You know, it's awesome that we just won all of that money but weren't we doing pretty alright before that even came into play? I almost wish we didn't go for it. Kind of. The extra loot aids in certain simple pleasures but at the same time, what happened to the art of the starving artist? I think the most creative ideas are born out of strife.

and desolate.

Now every time I go to write I feel like I am sleepwalking through the lines, trying to muster the best IDEA I can come up with. Idea? Shouldn't I just be inspired? All you chaps have to talk about now is this AWESOME 800 dollars is that we were blessed with.

I know in this day and age it's a necessity....
but come on guys, don't let this cash replace our creativity.

Tuesday, October 7, 2008

On the move, they move.

Dry spell.
"Aren't there ways to travel besides buses?" Mali groaned, pausing from her vicious chewing fit on her fingernails only long enough to study the the damage. Outside, the ruddy terrain of northern Arizona drifted by, immense and unchanging and bleached by the sun. She watched for coyotes but saw only minivans on the highway opposite the median.

"We could get a horse," Gordon replied, counting the troupe's treasury again. "Get real cowboy-like. What do you suppose a good pair of spurs go for these days?"

"I don't think I want to be a cowboy," Mali lamented, gnawing on her fingertips.

Casey shifted uneasily and thumbed through the stack of notebooks on her lap. On her third nervous strum, her thumb caught a loose page the wrong way and a thin cut appeared in stark white against her flesh. She winced and brought her thumb to her mouth, suckling the papercut and eying the paper with contempt. "I can't stand the desert," she muttered eventually.

"Why's that?" Joe asked, propping himself on the back of the seat in front of her, contorting his body around the sleeping pile of Parker to face Casey.

Casey shrugged. "It never rains here."

"That's not true, actually!" Mali chimed in. She produced her mobile device from her pocket and her fingers flew across its keys.

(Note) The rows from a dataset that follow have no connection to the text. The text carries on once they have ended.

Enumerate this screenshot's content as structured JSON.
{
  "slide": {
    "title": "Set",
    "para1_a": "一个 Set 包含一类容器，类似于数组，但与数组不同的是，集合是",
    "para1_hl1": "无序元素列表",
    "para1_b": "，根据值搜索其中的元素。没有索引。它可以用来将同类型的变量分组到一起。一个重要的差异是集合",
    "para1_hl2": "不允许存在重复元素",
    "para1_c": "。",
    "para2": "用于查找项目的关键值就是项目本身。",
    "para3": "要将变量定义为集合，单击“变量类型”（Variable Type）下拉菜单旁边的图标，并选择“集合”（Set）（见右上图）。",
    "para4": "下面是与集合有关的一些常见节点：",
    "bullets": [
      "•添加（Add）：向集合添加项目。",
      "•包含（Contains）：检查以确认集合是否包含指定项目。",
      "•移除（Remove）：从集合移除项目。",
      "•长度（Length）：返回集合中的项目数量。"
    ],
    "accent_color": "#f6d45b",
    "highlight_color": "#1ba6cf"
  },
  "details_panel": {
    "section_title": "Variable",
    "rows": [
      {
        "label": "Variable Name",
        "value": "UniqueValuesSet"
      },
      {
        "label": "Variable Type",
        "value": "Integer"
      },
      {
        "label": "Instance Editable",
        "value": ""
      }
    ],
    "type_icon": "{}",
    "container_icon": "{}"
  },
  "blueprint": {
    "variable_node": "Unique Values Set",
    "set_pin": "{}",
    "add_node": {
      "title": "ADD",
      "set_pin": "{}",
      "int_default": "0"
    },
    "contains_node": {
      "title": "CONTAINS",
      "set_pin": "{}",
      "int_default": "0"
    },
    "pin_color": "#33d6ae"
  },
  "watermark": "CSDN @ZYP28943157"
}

A few chirps later, she smiled and showed the screen to her comrades. "The average rainfall in Sedona was 1.9 inches last month. So, see? It does rain in the desert."

"That ain't rain," Casey said, shaking her head.

Why are rainy days so much cozier than sunny days? 

Is it the roof of wrinkling darkness that crawls miles above our heads, making even the rainslicked outdoors feel like in-? 

Is it the humidity in the air that clings to our bodies and our clothes that makes us cling to each other? 

Seems like a good summer downpour will ruin just about anyone's day, but not mine. I like it when it rains. My auntie, who lives up in Oregon, has this cottage near the Pacific. Some summers, I'd spend part of my break with her and her kids. We'd play in the ocean and go shopping at the farmer's market in the village. My auntie would bake us oatmeal cookies and sometimes let us have slumber parties in the living room, or at least until our giggling and hollering woke her up and she'd make us go back to our rooms. But my favorite memories are sitting on her porch, wrapped in a blanket with all my cousins, and watching the skies just plain empty.

She used to tell me that the rain was when the whole world needed a good, strong bath; that people were being unfair or unkind to one another, using bad language or throwing mud, and this was just God's way of reminding everyone to clean up their act.

Makes me wonder how these desert-dwellers ever remember to clean up their act if God won't even provide them a shower once in a while.

Casey seemed to snap out of it and returned her gaze to Joe. They shared a look before breaking into a mutual smile. Casey, embarrassed, looked away out the window.

"You're in luck," Joe said.

"Why's that?" Casey asked.

Joe showed her the die she wasn't aware had been rolled. Three little dots smiled back at her.

Monday, October 6, 2008


They approached the building, a secondhand bookstore specializing in obscure or otherwise hard to find reads that sat adjacent to the diner enjoyed previously. It was a quaint brick building, complete with an old spiral staircase that led to the basement shop. The room itself was pleasant, couches interspersed, coffee tables even moreso, each with a unique approach to architecure. Joe found out later, after speaking with the event organizer who also happened to be the owner, the bulk of what's present in the store, both furniture and literature were locally done. Her name was Azlea Dreams. Her parents were hippies and wanted her to start a commune. She wanted no part, instead opting to start a business, but she couldn't quite shake the hippy idealogy.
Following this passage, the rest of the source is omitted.